The Tracer of Lost Persons
features in the portrait he had constructed of an ideal. And she had caught him in absent-minded contemplation of the hands he had been describing. He knew that his face was the face of a guilty man.

"What is the next question?" he stammered, eager to answer it in a manner calculated to allay her suspicions.

"The next question?" She glanced at the list, then with a voice of velvet which belied the eyes, clear as frosty brown pools in November: "The next question requires a description of her feet."

"Feet! Oh---they--they're rather large--why, her feet are enormous, I believe--"

She looked at him as though stunned; suddenly a flood of pink spread, wave on wave, from the white nape of her neck to her hair; she bent low over her pad and wrote something, remaining in that attitude until her face cooled.

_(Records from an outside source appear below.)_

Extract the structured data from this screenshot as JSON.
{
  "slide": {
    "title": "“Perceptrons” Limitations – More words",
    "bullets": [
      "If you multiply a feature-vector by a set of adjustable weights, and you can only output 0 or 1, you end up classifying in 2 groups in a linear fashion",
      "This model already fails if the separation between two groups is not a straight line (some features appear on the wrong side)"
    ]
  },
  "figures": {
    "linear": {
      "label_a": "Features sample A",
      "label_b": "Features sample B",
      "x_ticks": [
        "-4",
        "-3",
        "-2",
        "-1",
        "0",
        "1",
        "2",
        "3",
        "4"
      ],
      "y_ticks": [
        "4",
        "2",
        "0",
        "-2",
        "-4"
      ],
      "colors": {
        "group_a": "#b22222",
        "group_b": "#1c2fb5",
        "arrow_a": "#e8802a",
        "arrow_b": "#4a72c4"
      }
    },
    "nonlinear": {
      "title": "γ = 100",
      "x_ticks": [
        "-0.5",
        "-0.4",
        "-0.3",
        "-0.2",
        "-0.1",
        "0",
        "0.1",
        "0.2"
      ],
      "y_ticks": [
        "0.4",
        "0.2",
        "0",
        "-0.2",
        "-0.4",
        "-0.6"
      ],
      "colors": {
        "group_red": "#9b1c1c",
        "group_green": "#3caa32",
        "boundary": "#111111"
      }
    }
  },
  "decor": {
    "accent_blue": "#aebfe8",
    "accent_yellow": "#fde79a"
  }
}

"Somehow or other I've done it again!" he thought, horrified. "The best thing I can do is to end it and go home."

In his distress he began to hedge, saying: "Of course, she is rather tall and her feet are in some sort of proportion--in fact, they are perfectly symmetrical feet--"

Never in his life had he encountered a pair of such angrily beautiful eyes. Speech stopped with a dry gulp.

"We now come to 'General Remarks,'" she said in a voice made absolutely steady and emotionless. "Have you any remarks of that description to offer, Mr. Gatewood?"

"I'm willing to make remarks," he said, "if I only knew what you wished me to say."

She mused, eyes on the sunny window, then looked up. "Where did you last see her?"

"Near Fifth Avenue."

"And what street?"

He named the street.

"Near _here_?"

"Rather," he said timidly.

She ruffled the edges of her pad, wrote something and erased it, bit her scarlet upper lip, and frowned.